This post was originally published on October 13, 2014.
When you were younger your mother probably let you play outside all the time but with the understanding that you wouldn’t talk to strangers.
Times have changed since then though and now no parent would risk letting their child out of their sight for too long – the risks are just far too great these days and the consequences of a bad decision can be both tragic and permanent.
But you’re lucky – you learned a lesson that will stay with you forever and not only make you a better parent but a safer computer user too. After all, if you wouldn’t trust a strange person, why would you trust an email attachment or a USB stick of unknown origin?
Alas, not everyone is quite so savvy though.
Socially engineered inducements aside, even the more obvious lures are often overlooked by the click-happy user who has become used to opening everything and anything from sources they believe they can trust as well as those they really should be dubious of.
The good news is that such a lapse in secure methods of working can be combated to varying degrees by security awareness training which, thankfully, is increasingly available via government initiatives and through employee schemes which are designed primarily to protect business data but which can be useful for the user at home too.
The not-so-good news is that even an awareness of potential security headaches can prove insufficient at times, as evidenced by a sneaky new malware delivery option discovered by two researchers from German security company SR Labs.

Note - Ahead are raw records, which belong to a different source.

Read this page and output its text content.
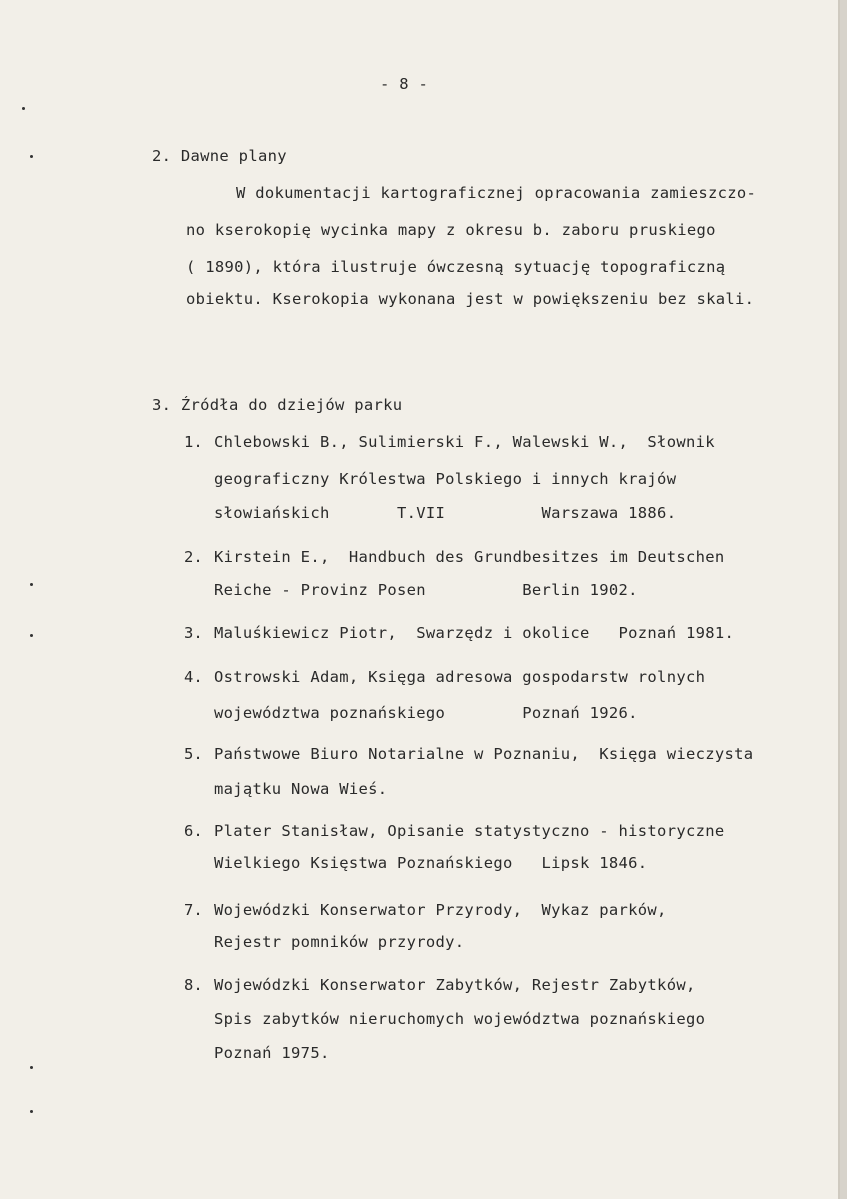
- 8 -
2. Dawne plany
W dokumentacji kartograficznej opracowania zamieszczo-
no kserokopię wycinka mapy z okresu b. zaboru pruskiego
( 1890), która ilustruje ówczesną sytuację topograficzną
obiektu. Kserokopia wykonana jest w powiększeniu bez skali.
3. Źródła do dziejów parku
1. Chlebowski B., Sulimierski F., Walewski W.,  Słownik
geograficzny Królestwa Polskiego i innych krajów
słowiańskich       T.VII          Warszawa 1886.
2. Kirstein E.,  Handbuch des Grundbesitzes im Deutschen
Reiche - Provinz Posen          Berlin 1902.
3. Maluśkiewicz Piotr,  Swarzędz i okolice   Poznań 1981.
4. Ostrowski Adam, Księga adresowa gospodarstw rolnych
województwa poznańskiego        Poznań 1926.
5. Państwowe Biuro Notarialne w Poznaniu,  Księga wieczysta
majątku Nowa Wieś.
6. Plater Stanisław, Opisanie statystyczno - historyczne
Wielkiego Księstwa Poznańskiego   Lipsk 1846.
7. Wojewódzki Konserwator Przyrody,  Wykaz parków,
Rejestr pomników przyrody.
8. Wojewódzki Konserwator Zabytków, Rejestr Zabytków,
Spis zabytków nieruchomych województwa poznańskiego
Poznań 1975.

At the end of July, Jakob Lell and Karsten Nohl used the Black Hat conference in LA as an opportunity to demonstrate how it may be possible to take the firmware within a USB stick and reprogram it with something far more malicious in nature.
Given the seriousness of the attacks that could ensue, Lell and Nohl decided to keep the coding to themselves in a move which could arguably be worthy of criticism because publication could have led to countermeasures being developed.
USB Malware
Nevertheless BadUSB, which the pair described as an attack vector which could be “installed on a USB device to completely take over a PC, invisibly alter files installed from the memory stick, or even redirect the user’s internet traffic,” has now been built upon by researchers Adam Caudill and Brandon Wilson who have uploaded the code to software repository GitHub where any interested party can download it from.

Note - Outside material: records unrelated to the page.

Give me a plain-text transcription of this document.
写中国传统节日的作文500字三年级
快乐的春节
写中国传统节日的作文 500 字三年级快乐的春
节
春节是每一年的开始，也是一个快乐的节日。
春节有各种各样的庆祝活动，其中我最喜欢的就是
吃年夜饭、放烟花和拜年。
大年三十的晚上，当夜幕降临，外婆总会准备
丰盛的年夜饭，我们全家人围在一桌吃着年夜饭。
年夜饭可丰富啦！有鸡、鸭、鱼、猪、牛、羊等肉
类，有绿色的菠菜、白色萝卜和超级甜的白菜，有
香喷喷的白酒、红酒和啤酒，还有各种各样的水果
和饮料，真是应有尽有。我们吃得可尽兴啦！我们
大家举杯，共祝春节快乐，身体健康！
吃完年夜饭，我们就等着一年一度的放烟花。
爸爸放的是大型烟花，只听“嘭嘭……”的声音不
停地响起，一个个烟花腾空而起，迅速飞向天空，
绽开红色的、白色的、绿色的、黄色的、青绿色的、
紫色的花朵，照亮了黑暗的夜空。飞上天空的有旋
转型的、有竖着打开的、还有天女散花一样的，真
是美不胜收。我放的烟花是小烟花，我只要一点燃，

Their decision, which of course puts the code within easy reach of the bad guys, is a strategy with some level of risk attached but, as the pair told the Derbycon hacker conference in Louisville Kentucky a fortnight ago, such information “shouldn’t be held back,” with Caudill saying “If you’re going to prove that there’s a flaw, you need to release the material so people can defend against it.”
Now that the information is out there, and easy to find, the emphasis on fixing the flaw has been shifted very firmly onto the shoulders of those who provide the hardware – those companies that manufacture and market USB sticks – and neither are likely to react quickly.
In the meantime, companies and individuals who rely upon USB sticks have two distinct options apart from waiting – they can either be extremely careful about what they slide into their USB slots or they can take their chances with a semi-patch put forward by Caudill and Wilson.
The duo’s ‘Add no-boot-mode’ patch has limited usefulness as it requires a manual modification and does not work with every device. It also doesn’t prevent firmware reprogramming if an attacker has physical access to a drive – another fiddly fix is required for that which involves using epoxy to block ‘pin shorting’ of the device.
Caudill, talking to Wired, explained how physically preventing a ‘hard reset’ on a USB device could help:
“With boot mode disabled an attacker can still alter a USB stick’s firmware if he or she has physical access to a thumb drive, using a technique called “pin shorting.” That method involves plugging the drive into a computer while placing a piece of conductive metal across two or three of the pins that connect the controller chip to the USB stick’s circuit board.”
While such an attack is not overly likely to affect you, it would be extremely damaging if it did. Therefore we recommend thinking very carefully before using a USB stick unless you know where it has come from and what it has been used for. As for ‘pin shorting’ that’s something that is very much ‘at your own risk’ should you decide to attempt it.